Das ist nicht überall der Fall - in Großbritannien spielen Gewerkschaften
und linke Gruppen eine wichtige Rolle für die Proteste. In Griechenland,
Spanien und Portugal hingegen werden sie an den Rand gedrängt, dafür
gewinnen - wie in Ägypten - soziale Netzwerke wie Facebook an Bedeutung.
Die Gesellschaften Europas waren in den vergangenen Jahrzehnten auch
deshalb so stabil, weil sie sozialen Aufstieg und soziale Integration
ermöglichten.
Diese Entwicklungsrichtung hat sich heute umgekehrt. Aus den Gesellschaften
des Aufstiegs sind Gesellschaften des Abstiegs, der Prekarität und
Polarisierung geworden.
In fast allen OECD-Ländern ist in den letzten zwei Dekaden die Ungleichheit
erheblich gestiegen. Die westliche, liberal-soziale Moderne erodiert somit
genau an der Stelle, an der sie in den letzten 50 Jahren so erfolgreich
war: der freien Selbstbestimmung des Individuums.
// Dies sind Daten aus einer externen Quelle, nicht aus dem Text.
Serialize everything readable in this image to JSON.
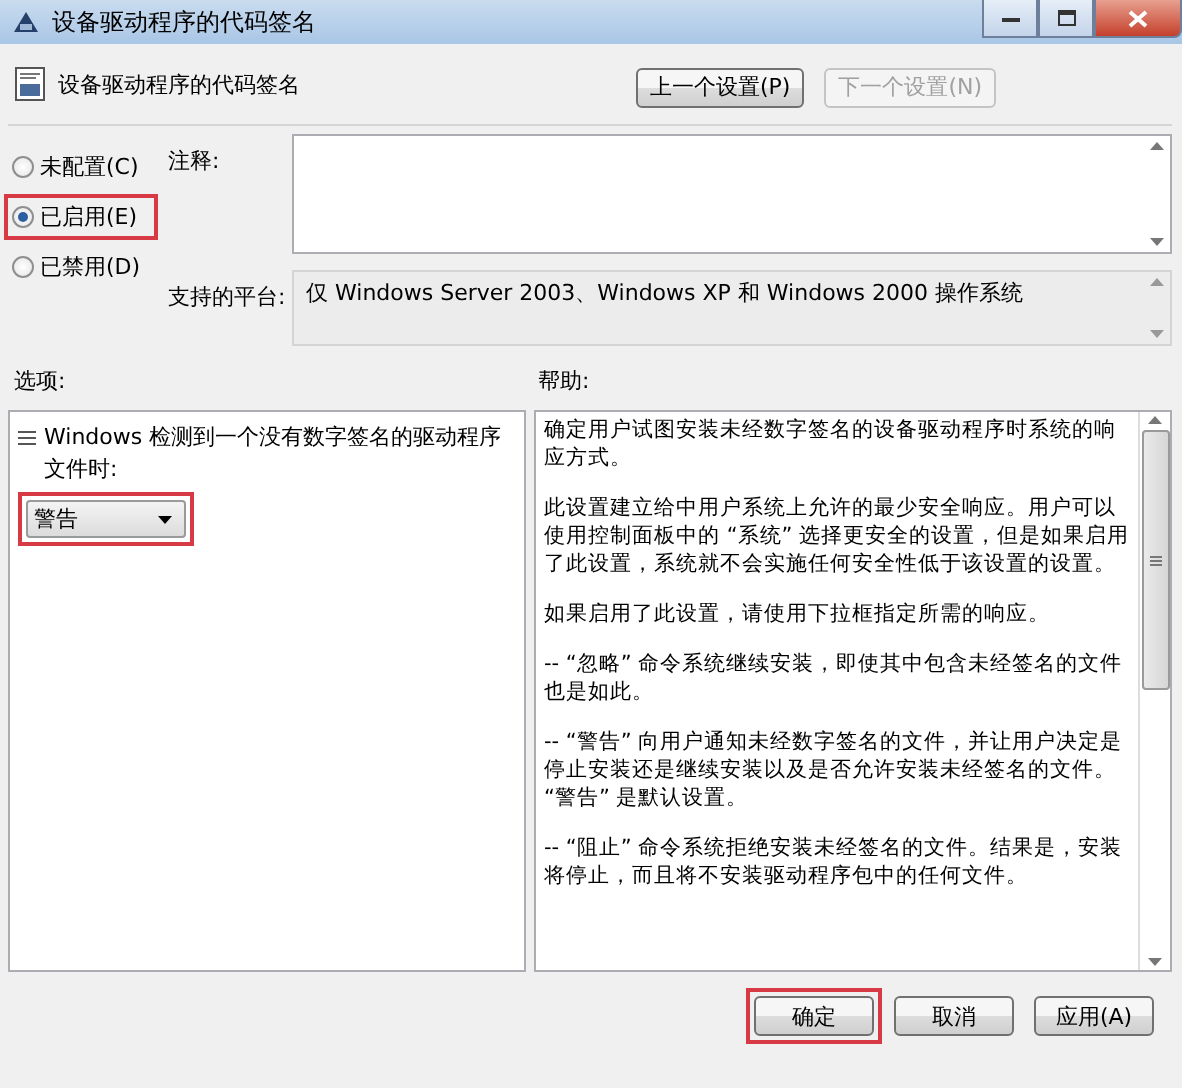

Erst der Sozialstaat der Nachkriegsjahre als "politischer Inhalt der
Massendemokratie" (Jürgen Habermas) hatte den Staatsbürgern die positive
Freiheit verliehen, individuelles Handeln unter Bedingungen der sozialen
Absicherung zu entfalten.
## Liberal-regressive Moderne
Diese liberal-soziale Moderne ist nun massiv gefährdet. Auf der einen Seite
schreitet die "reflexive Modernisierung" (Ulrich Beck) weiter voran: die
Gesellschaften werden emanzipierter und liberaler, die Gleichheit zwischen
den Geschlechtern und zumindest partiell auch zwischen Inländern und
hochqualifizierten Migranten nimmt zu.
Auf der anderen Seite wachsen Ungleichheit, Klassendistinktion und
Illiberalität im Umgang mit Unterklassen und Migranten. Man könnte sagen,
dass wir in eine Epoche der liberal-regressiven Moderne eingetreten sind,
welche die liberal-soziale Moderne ablöst.
Liberal-regressive Modernisierung bedeutet vor allem eine Modifizierung -
präziser gesagt: eine wirtschaftsliberale Reduzierung - der sozialen
Staatsbürgerrechte durch die sogenannte aktivierende Sozialpolitik und die
Privatisierung der Gemeinschaftsgüter.
## Abbau der Bürgerrechte
Auch wenn man heute nicht wie in den Armenhäusern des 18. Jahrhunderts alle
zivilen Rechte inklusive des Wahlrechtes verliert: Der Abbau der sozialen
Staatsbürgerrechte reicht weit in die zivilen und bürgerlichen Rechte
hinein. Für Transferempfänger gelten weder Privatsphäre noch Bankgeheimnis.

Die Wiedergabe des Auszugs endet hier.